# Producer 3

Write a python program that loads all the data from
hotspot_TERRA_streaming.csv and randomly (with replacement) feeds the data to
the stream every 2 seconds. TERRA is another satellite from NASA that reports
latitude, longitude, confidence and surface temperature of a location. You will
need to append additional information such as producer information to identify
the producer and created date & time.

In [1]:
import random

from time import sleep
from json import dumps
from kafka3 import KafkaProducer
from pymongo import MongoClient

import datetime as dt
import pandas as pd

In [2]:
# read csv
hotspot_streaming_df = pd.read_csv("dataset/hotspot_TERRA_streaming.csv")
hotspot_streaming_df.head()

Unnamed: 0,latitude,longitude,confidence,surface_temperature_celcius
0,-37.966,145.051,78,68
1,-35.541,143.311,82,63
2,-35.554,143.307,67,53
3,-35.543,143.316,86,67
4,-37.708,145.1,80,54


In [3]:
# initializing mongo connection to database
client = MongoClient()
db = client.fit3182_assignment_db
collection = db.climate_historic

# finding latest date
result = collection.find().sort("date", -1).limit(1)
latest_date = list(result)[0]["date"]
latest_date

datetime.datetime(2023, 3, 24, 0, 0)

In [4]:
def process_data(df):
    dataset = []
    for index, row in df.iterrows():
        # convert each row to dictionary
        data = row.to_dict()
        dataset.append(data)
    return dataset


def publish_message(producer_instance, topic_name, data):
    try:
        # send message to kafka asynchronously
        producer_instance.send(topic_name, value=data)
        # wait for all outstanding message are persisted to disk
        producer_instance.flush()
        print("Message published successfully. Data: " + str(data))
    except Exception as ex:
        print("Exception in publishing message.")
        print(str(ex))


def connect_kafka_producer(host):
    _producer = None
    try:
        # serializer to serialize data to json instead of string
        _producer = KafkaProducer(
            bootstrap_servers=[f"{host}:9092"],
            value_serializer=lambda x: dumps(x).encode("ascii"),
            api_version=(0, 10),
        )
    except Exception as ex:
        print("Exception while connecting Kafka.")
        print(str(ex))
    finally:
        return _producer

In [5]:
TOPIC = "hotspot"
HOST = "localhost"

producer = connect_kafka_producer(HOST)
dataset = process_data(hotspot_streaming_df)
current_date = latest_date

print("Publishing records..")
while True:
    # increment date after every iteration
    # since 10 seconds == 24 hours, hence 2 seconds = (24 / 10) * 4
    current_date += dt.timedelta(hours=4.8)

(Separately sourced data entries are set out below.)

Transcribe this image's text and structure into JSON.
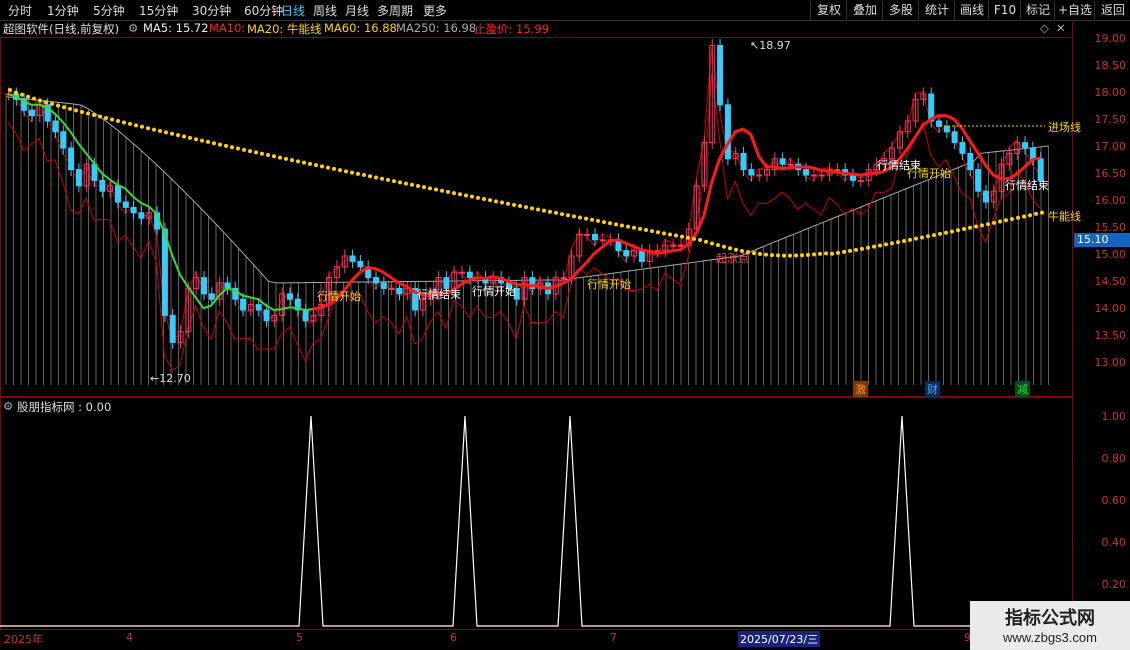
{
  "toolbar": {
    "tabs": [
      "分时",
      "1分钟",
      "5分钟",
      "15分钟",
      "30分钟",
      "60分钟",
      "日线",
      "周线",
      "月线",
      "多周期",
      "更多"
    ],
    "active_tab": "日线",
    "right_buttons": [
      "复权",
      "叠加",
      "多股",
      "统计",
      "画线",
      "F10",
      "标记",
      "+自选",
      "返回"
    ]
  },
  "main_legend": {
    "title": "超图软件(日线,前复权)",
    "ma5": "MA5: 15.72",
    "ma10": "MA10:",
    "ma20": "MA20: 牛能线",
    "ma60": "MA60: 16.88",
    "ma250": "MA250: 16.98",
    "stop": "止盈价: 15.99"
  },
  "price_axis": [
    "19.00",
    "18.50",
    "18.00",
    "17.50",
    "17.00",
    "16.50",
    "16.00",
    "15.50",
    "15.00",
    "14.50",
    "14.00",
    "13.50",
    "13.00"
  ],
  "current_price": "15.10",
  "annotations": {
    "high": "18.97",
    "low": "12.70",
    "signal_start": "行情开始",
    "signal_end": "行情结束",
    "entry": "进场线",
    "bull_line": "牛能线",
    "breakout": "起涨点",
    "tags": [
      "激",
      "财",
      "减"
    ]
  },
  "indicator": {
    "title": "股朋指标网 : 0.00",
    "axis": [
      "1.00",
      "0.80",
      "0.60",
      "0.40",
      "0.20"
    ]
  },
  "date_axis": [
    "2025年",
    "4",
    "5",
    "6",
    "7",
    "2025/07/23/三",
    "9"
  ],
  "watermark": {
    "line1": "指标公式网",
    "line2": "www.zbgs3.com"
  },
  "colors": {
    "up": "#ff3366",
    "down": "#33ccff",
    "ma_bull": "#ffd400",
    "ma_red": "#ff2222",
    "ma_green": "#33dd33",
    "border": "#8b0000"
  }
}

    # get random row and add metadata
    selection = random.choice(dataset)
    selection["datetime"] = current_date.isoformat()
    selection["producer_id"] = "terra_producer"

    publish_message(producer, TOPIC, selection)

    sleep(2)  # sleep for 2 seconds before publishing next message

Publishing records..
Message published successfully. Data: {'latitude': -36.2933, 'longitude': 141.36, 'confidence': 94.0, 'surface_temperature_celcius': 75.0, 'datetime': '2023-03-24T04:48:00', 'producer_id': 'terra_producer'}
Message published successfully. Data: {'latitude': -38.1756, 'longitude': 143.9829, 'confidence': 65.0, 'surface_temperature_celcius': 53.0, 'datetime': '2023-03-24T09:36:00', 'producer_id': 'terra_producer'}
Message published successfully. Data: {'latitude': -37.0623, 'longitude': 142.8211, 'confidence': 80.0, 'surface_temperature_celcius': 53.0, 'datetime': '2023-03-24T14:24:00', 'producer_id': 'terra_producer'}
Message published successfully. Data: {'latitude': -36.834, 'longitude': 142.524, 'confidence': 78.0, 'surface_temperature_celcius': 44.0, 'datetime': '2023-03-24T19:12:00', 'producer_id': 'terra_producer'}
Message published successfully. Data: {'latitude': -37.7052, 'longitude': 144.6926, 'confidence': 72.0, 'surface_temperature_celcius': 46.0, 'datet

KeyboardInterrupt: